Malos talks to it, when he’s bored, which is often.
And then Malos reaches the sea, stands by the shore, watching waves come and go, over and over again, propelled by nothing he can see, almost like they are spellbound like he was, when he was born. And he looks at the core crystal in his hands, still dark and dull, and for a fateful moment, he considers throwing it into the sea. It’s been so long, now, after all. Surely, if it was meant to awaken, it would have done it now. Surely, if it was meant to be, it would be already.
Malos holds it above his head, prelude of movement not quite realized, and finds he can’t. He doesn’t know why – hate, hate, hate – but he can’t. His arm will not obey. Something deeper than himself, something that lurks in his own subconscious, it refuses.
Refuses.
Malos lowers his arm, brings the core crystal down, so he can look at it from up close.
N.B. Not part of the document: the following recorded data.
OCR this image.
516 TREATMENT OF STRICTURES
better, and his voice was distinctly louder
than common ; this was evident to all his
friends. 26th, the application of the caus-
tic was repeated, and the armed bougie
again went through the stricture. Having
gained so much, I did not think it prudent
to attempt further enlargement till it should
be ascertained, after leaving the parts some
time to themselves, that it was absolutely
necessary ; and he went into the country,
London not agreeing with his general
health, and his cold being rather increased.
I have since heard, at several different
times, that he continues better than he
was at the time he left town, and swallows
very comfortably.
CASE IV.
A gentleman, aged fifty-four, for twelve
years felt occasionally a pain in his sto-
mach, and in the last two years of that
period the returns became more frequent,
Then he presses it against his own, on his chest.
A core crystal can only be awakened by a creature with a soul that overflows.
The first pulse of light is almost drowned by the innate darkness that clouds Malos’ core crystal. Darkness is his element. His nature. The second pulse is unmistakable. Then a third.
The core crystal collapses into itself, floating away from Malos’ hand, reshaping into the final form. It floats so high Malos expects the awakening Blade to be a monstrous thing, but instead the core crystal settles on his forehead. Somewhere in the depths of himself, in the places where all that unknown knowledge comes from, Malos feels something crack. It hurts and he doesn’t know why, as the newborn Blade doesn’t scream, doesn’t flail or panic. He stands there, serene, and meets Malos’ stare head on.
“My name is—”
“Jin,” Malos says, and then, finally, the compulsion dies. He feels it die, wither away, sink into the depths of his soul, never to be seen again.
“Yes,” Jin says, head tilted ever so slightly sideways, a bemused smile on his face. “And you are?”
“I don’t know,” Malos replies, shrugging expansively. “I think you’re supposed to help me figure it out.”